Cuba e Filipinas pertencem a dois continentes diferentes e estão a milhares de
quilômetros de distância de um do outro. Mas existe uma certa proximidade entre
o povo cubano e filipino. Como você descreve isso?
JMS: Há um
forte sentido de solidariedade e empatia entre o povo cubano e filipino porque
eles sofreram sob o colonialismo espanhol e o imperialismo norte-americano e
lutaram contra essas duas potências estrangeiras. Eles admiram uns aos outros
pela suas lutas e vitórias revolucionárias. O povo filipino é inspirado pela
grande vitória do povo cubano em libertar-se do imperialismo norte-americano e
das classes reacionárias locais, dos grandes compradores e dos proprietários de
terras representados pelo regime de Batista.
Eu presumo que
há um número considerável de cubanos com ancestrais filipinos porque muitos
filipinos foram trazidos para trabalhar na indústria do tabaco, os
‘’tabacaleros’’. Havia tantos filipinos que a província de Pinar del Rio em
Cuba era anteriormente chamada de ‘’Nova Filipinas’’ nos séculos XVIII e XIX.
Os cubanos os chamam de ‘’Chineses de Manila’’.
Atualmente, a
proximidade dos povos cubano e filipino se manifesta pela Associação de Amizade
Filipinas-Cuba. De ano para ano, ocorrem atividades de solidariedade nas
Filipinas e intercâmbios culturais entre Cuba e Filipinas. Desde quando a luta
do povo filipino contra a ditadura fascista de Marcos intensificou-se na
primeira metade dos anos 1980, a embaixada cubana mostrou simpatia e apoio com
o BAYAN e outras organizações do movimento nacional democrático do povo.
2.
Pode-se dizer que as experiências históricas e os destinos dos cubanos e dos
filipinos estão interligados. Poderia explicar melhor?
JMS: O
colonialismo espanhol impôs tanto para as Filipinas como para Cuba, padrões
semelhantes de governo teocrático, de economia feudal e de cultura medieval.
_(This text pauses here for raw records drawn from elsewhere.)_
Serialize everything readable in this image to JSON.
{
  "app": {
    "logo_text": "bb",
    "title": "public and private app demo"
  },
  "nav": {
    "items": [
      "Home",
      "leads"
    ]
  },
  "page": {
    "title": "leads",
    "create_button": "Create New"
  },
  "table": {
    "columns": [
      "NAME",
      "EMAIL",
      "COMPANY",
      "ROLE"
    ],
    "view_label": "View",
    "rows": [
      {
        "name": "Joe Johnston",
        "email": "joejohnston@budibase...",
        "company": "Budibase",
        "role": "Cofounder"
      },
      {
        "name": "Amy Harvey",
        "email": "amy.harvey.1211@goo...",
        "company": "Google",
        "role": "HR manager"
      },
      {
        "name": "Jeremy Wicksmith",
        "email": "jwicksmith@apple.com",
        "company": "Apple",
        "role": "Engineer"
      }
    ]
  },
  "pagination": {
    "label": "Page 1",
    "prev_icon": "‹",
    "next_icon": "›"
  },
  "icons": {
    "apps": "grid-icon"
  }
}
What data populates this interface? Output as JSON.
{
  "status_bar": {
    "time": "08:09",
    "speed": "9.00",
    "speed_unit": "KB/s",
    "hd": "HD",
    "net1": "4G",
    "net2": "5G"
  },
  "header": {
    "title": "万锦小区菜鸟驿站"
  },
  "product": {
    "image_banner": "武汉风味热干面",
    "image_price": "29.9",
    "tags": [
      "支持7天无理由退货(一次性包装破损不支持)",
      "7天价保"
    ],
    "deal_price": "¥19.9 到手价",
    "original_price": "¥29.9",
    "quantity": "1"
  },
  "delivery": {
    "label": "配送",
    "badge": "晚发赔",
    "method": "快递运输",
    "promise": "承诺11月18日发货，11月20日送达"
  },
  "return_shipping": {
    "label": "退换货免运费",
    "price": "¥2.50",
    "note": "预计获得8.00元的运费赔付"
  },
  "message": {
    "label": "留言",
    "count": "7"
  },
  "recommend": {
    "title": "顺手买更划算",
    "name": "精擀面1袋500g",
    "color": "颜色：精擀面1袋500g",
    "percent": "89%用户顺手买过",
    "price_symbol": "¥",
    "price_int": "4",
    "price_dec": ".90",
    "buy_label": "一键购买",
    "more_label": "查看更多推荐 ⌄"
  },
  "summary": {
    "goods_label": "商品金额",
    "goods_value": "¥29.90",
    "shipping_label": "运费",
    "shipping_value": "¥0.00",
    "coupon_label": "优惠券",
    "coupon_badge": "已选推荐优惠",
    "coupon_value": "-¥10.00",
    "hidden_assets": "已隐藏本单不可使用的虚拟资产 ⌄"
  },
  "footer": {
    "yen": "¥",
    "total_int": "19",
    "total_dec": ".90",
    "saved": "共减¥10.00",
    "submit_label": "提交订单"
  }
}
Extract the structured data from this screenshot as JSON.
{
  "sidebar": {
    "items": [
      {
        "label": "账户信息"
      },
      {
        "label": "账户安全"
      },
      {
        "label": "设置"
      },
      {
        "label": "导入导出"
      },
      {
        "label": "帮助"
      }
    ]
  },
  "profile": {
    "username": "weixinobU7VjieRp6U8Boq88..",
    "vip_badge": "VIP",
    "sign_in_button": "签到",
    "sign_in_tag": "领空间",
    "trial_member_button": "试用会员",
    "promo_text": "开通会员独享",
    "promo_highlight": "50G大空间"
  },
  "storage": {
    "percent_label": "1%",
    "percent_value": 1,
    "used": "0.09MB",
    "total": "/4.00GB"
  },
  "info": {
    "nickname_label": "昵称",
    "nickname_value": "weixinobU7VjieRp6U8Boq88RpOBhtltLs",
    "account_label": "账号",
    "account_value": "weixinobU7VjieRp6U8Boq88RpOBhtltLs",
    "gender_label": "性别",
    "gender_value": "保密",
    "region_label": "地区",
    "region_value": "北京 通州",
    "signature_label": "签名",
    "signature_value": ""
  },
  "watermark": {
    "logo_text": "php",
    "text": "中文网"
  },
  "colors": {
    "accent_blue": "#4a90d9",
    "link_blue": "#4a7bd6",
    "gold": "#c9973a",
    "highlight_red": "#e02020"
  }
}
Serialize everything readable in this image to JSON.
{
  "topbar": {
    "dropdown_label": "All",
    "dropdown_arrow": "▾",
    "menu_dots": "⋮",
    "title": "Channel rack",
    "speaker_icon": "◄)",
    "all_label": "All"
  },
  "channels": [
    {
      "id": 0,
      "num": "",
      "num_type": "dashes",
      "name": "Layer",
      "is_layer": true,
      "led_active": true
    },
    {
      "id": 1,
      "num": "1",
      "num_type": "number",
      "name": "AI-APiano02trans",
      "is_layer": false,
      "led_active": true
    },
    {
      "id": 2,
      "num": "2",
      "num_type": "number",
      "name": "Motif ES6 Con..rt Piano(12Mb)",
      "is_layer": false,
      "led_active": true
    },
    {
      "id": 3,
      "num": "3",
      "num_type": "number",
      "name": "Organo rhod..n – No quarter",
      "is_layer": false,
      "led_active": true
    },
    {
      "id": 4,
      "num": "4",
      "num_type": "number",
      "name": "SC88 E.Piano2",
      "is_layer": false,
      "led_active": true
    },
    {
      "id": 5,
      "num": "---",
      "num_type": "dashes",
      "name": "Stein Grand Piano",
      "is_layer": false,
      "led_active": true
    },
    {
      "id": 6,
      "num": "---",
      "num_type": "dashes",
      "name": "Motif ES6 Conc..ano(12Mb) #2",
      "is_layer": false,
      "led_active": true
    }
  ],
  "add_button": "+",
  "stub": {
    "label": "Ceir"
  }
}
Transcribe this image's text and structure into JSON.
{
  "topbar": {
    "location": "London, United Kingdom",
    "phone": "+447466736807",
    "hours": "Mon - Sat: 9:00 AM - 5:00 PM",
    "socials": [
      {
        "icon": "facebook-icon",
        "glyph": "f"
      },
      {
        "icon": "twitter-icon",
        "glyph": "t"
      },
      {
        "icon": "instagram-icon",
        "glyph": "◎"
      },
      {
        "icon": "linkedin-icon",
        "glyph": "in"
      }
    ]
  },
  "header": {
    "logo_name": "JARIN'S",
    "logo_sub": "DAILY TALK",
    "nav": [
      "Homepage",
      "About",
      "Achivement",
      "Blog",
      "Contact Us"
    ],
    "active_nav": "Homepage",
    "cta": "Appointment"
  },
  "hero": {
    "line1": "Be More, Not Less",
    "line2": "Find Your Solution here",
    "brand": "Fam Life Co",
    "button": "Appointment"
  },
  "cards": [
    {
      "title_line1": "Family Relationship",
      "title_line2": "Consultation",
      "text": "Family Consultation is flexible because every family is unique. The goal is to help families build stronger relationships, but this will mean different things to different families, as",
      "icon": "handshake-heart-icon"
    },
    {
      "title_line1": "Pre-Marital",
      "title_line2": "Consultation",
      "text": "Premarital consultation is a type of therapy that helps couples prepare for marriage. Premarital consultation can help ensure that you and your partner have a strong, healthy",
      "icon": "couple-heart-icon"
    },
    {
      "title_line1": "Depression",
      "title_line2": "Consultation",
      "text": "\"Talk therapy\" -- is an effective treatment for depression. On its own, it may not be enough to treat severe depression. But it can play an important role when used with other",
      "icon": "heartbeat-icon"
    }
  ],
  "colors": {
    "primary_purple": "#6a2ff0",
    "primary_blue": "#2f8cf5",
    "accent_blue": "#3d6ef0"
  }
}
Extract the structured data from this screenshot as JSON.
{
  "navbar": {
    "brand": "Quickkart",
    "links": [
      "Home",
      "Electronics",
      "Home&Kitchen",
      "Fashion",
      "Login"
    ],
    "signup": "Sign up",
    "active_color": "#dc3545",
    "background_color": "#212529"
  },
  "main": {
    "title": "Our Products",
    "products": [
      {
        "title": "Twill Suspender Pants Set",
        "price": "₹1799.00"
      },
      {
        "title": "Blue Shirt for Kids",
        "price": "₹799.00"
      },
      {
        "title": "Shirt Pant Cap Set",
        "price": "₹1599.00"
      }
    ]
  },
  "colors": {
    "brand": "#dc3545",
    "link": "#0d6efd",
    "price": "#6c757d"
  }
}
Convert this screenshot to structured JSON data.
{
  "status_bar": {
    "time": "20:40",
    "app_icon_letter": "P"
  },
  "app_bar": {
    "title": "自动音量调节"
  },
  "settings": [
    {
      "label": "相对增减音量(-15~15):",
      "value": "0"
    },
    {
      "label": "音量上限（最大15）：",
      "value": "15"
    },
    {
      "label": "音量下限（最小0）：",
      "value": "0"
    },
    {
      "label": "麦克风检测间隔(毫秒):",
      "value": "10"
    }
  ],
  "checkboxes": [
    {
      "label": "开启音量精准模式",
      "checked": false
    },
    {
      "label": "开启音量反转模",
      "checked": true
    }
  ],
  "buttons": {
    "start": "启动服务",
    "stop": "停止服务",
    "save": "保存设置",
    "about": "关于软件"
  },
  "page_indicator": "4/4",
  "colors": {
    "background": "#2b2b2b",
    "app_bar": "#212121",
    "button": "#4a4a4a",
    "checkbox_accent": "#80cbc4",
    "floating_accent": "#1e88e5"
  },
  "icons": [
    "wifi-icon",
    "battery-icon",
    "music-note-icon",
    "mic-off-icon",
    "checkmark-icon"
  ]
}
Ele usou o sistema de ecomienda, a escravidão e trabalhos forçados e tributos
feudais para estabelecer as bases do feudalismo em ambos os países. Tanto os
cubanos como os filipinos foram capazes de libertarem-se do domínio colonial
espanhol.
Mas os EUA
intervieram. Como um potência imperialista nascente, os EUA derrotaram o
colonialismo espanhol na Guerra americano-espanhol de 1898 e agarrou Cuba,
Porto Rico e as Filipinas para impor seu domínio colonial nos termos do Tratado
de Paris de dezembro de 1898. Desde então, o povo filipino e o cubano criaram
um vínculo por meio do desejo comum de lutar e derrotar o imperialismo dos EUA
e seus fantoches. O povo filipino pode aprender muito com o povo cubano, em
libertar-se do domínio dos EUA e manter a sua independência nacional e sistema
social.
3.
Em sua experiência própria, como a Revolução Cubana liderada por Fidel Castro
atraiu sua atenção e interesses? Como seu interesse cresceu posteriormente?
JMS: Enquanto
Fidel Castro e os revolucionários cubanos ainda estavam em Sierra Maestra, a
luta revolucionária destes prendeu a atenção do mundo e claro, a organização
estudantil da qual eu pertencia na Universidade das Filipinas. Nossa
organização estava engajada em formar círculos de estudos com o propósito de
retomar a inacabada revolução filipina pela libertação nacional e social contra
a dominação feudal e estrangeira. Assim, nós fomos atraídos pela luta
revolucionária do povo cubano liderada por Fidel Castro, Che Guevara e outras
pessoas jovens como nós. Nós comemoramos a vitória da revolução cubana em 1959.
Fizemos isso por meio de encontros e publicações de artigos sobre a revolução
cubana no Philippine Collegian, o jornal dos estudantes. Nós ficamos ainda mais
empolgados com o fim da propriedade feudal das fazendas e a dramática
nacionalização da United Fruit e de outras empresas norte-americanas nos EUA.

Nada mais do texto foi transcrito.